South County Brewer to Can Plastic Beer Toppers for Cardboard
One of the state’s biggest craft beers is getting a packaging makeover as its brewers move toward eliminating all plastic in its packaging.
Whalers Brewing announced last month it would be the first in the nation to roll out a new six-pack clip made entirely from recycled cardboard as it seeks to move away from the hard plastic can toppers (made by PakTech) that have become a common sight to craft beer fans at retail.
The company said it was starting with a trial period, limiting the new clips to a few shipped pallets of its flagship beer, RISE. If customer feedback on the new packaging is positive regarding its durability, the new clips will be expanded to the rest of the line.
“With all of the progress that’s being made eliminating single-use plastic, we decided to take a fresh look at how we can eliminate plastic from our packaging so that we can do our part,” Whalers creative director Joanne Liu said.
The new packaging – its official name is TopClip – is a collaboration with the Dublin-based paper packaging giant Smurfit Kappa. TopClip, described on the company’s website as “a sustainable alternative for shrink wrap commonly used to bundle multipacks of cans,” has a 30% lower carbon footprint than equivalent plastic packaging, contains no glue (making it truly plastic-free), and the toppers can be either recycled or even composted after use.

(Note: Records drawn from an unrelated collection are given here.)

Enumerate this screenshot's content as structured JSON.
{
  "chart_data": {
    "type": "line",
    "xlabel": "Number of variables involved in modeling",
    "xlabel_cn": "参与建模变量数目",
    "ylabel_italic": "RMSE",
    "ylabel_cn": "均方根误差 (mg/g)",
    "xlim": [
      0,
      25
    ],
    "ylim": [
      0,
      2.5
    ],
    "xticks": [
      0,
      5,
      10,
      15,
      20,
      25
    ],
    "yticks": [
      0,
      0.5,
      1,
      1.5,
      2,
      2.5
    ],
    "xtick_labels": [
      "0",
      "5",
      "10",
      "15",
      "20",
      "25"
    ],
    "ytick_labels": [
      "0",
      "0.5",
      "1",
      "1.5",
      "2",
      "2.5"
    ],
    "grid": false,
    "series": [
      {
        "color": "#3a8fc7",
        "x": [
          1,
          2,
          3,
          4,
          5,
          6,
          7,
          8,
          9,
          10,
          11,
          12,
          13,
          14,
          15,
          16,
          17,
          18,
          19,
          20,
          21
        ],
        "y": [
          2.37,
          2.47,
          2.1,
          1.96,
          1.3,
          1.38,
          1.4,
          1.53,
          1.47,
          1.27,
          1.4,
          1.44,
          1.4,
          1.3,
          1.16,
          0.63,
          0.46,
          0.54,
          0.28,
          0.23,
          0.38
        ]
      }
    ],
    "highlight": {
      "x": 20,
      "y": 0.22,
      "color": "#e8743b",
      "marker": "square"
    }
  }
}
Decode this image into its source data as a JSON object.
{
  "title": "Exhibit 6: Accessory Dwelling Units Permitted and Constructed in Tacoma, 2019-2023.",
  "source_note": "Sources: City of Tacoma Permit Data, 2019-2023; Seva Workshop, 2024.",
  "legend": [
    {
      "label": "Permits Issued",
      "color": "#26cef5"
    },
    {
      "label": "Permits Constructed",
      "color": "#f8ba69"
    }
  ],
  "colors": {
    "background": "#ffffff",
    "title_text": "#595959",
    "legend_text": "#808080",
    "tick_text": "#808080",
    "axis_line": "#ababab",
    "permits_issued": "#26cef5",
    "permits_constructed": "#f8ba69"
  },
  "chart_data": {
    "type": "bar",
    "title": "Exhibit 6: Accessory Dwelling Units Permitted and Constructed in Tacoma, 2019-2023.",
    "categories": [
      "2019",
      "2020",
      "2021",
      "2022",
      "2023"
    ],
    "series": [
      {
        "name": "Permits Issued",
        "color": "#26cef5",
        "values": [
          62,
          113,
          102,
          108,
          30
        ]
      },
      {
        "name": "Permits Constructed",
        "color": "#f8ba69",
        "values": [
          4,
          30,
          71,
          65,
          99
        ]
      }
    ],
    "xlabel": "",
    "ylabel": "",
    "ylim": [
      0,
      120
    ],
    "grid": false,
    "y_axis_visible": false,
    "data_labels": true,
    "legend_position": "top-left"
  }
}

“We hope they’re better than paper straws,” the company quipped on Instagram.
Federal Funds to Boost Heat Pump, Energy-Efficiency Programs in RI
Rhode Island’s energy-efficiency programs will be kicked into high gear next year, thanks to an influx of federal dollars.
On Wednesday the state’s congressional delegation announced $63.8 million from the Inflation Reduction Act will be allocated to the state Office of Energy Resources (OER) in 2023 to jump-start a new pair of energy-efficiency and home heat pump rebate programs.
Under federal guidelines, homeowners will be eligible for rebates of up to $2,000 for any retrofit that reduces energy use by 20% or more, and up to $4,000 if the retrofits reduce energy use by 35% or more in the home energy performance-based rebate program. Maximum rebates are doubled for retrofits in low- and moderate-income homes.
RI families, as part of the programs, will also be eligible for rebates to upgrade from fossil fuel appliances to electric energy-efficient ones. Households in the program will have rebates capped at $14,000, including an $8,000 cap for heat pump costs, $1,750 for a heat-pump water heater, and $4,000 for panel or service upgrades.